Under the collaborative effort announced Monday, the participating vendors have agreed to share spyware samples they find, said Bruce Hughes, senior antivirus researcher at Trend Micro.

Spyware samples are used by vendors to develop specific signatures for blocking them with their antispyware tools, in much the same way antivirus vendors use virus and worm samples to develop signatures that block them.

Sharing samples and other information on spyware programs will allow the vendors to develop signatures for a broader range of spyware than is now possible, he said. "Sharing spyware samples makes everybody a lot stronger," Hughes said.

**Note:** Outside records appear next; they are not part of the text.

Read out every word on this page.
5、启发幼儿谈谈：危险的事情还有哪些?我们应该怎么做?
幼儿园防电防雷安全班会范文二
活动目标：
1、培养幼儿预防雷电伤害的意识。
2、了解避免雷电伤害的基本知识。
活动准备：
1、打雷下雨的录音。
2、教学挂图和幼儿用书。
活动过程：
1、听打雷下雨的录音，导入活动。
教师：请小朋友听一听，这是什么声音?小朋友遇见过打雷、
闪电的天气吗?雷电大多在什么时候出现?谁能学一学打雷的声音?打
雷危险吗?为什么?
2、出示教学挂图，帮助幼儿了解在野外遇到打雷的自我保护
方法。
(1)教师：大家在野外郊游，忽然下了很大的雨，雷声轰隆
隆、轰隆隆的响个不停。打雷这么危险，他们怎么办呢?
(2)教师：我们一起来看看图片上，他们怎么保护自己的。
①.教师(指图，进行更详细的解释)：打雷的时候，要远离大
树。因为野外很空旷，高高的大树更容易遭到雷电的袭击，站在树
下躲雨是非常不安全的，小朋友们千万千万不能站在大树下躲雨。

Right now, there are so many spyware programs that it's difficult for vendors to protect against them all without some sort of information- and sample-sharing, he said.

The Anti-Spyware Coalition

The latest vendor initiative should complement the efforts by the Anti-Spyware Coalition to develop best practices and standards for dealing with spyware programs, said Larry Bridwell, content security programs manager at ICSA Labs.

The ASC is an alliance of technology companies and public interest groups such as the Center for Democracy and Technology. In October 2005, the group released a broad definition of spyware programs that vendors can use to develop products to identify and fight spyware.

"The ASC has done a tremendous job in getting some industry consensus on terms, definitions and risk models" relating to spyware, Bridwell said. Where the industry has yet to come together is on how to test antispyware products and share information among industry researchers and vendors, he said.

The latest effort "is completely consistent with everything that the ASC is doing," said Ari Schwartz, associate director of the CDT. "We've been working closely with these companies as they built their new project for sharing information on [spyware] threats."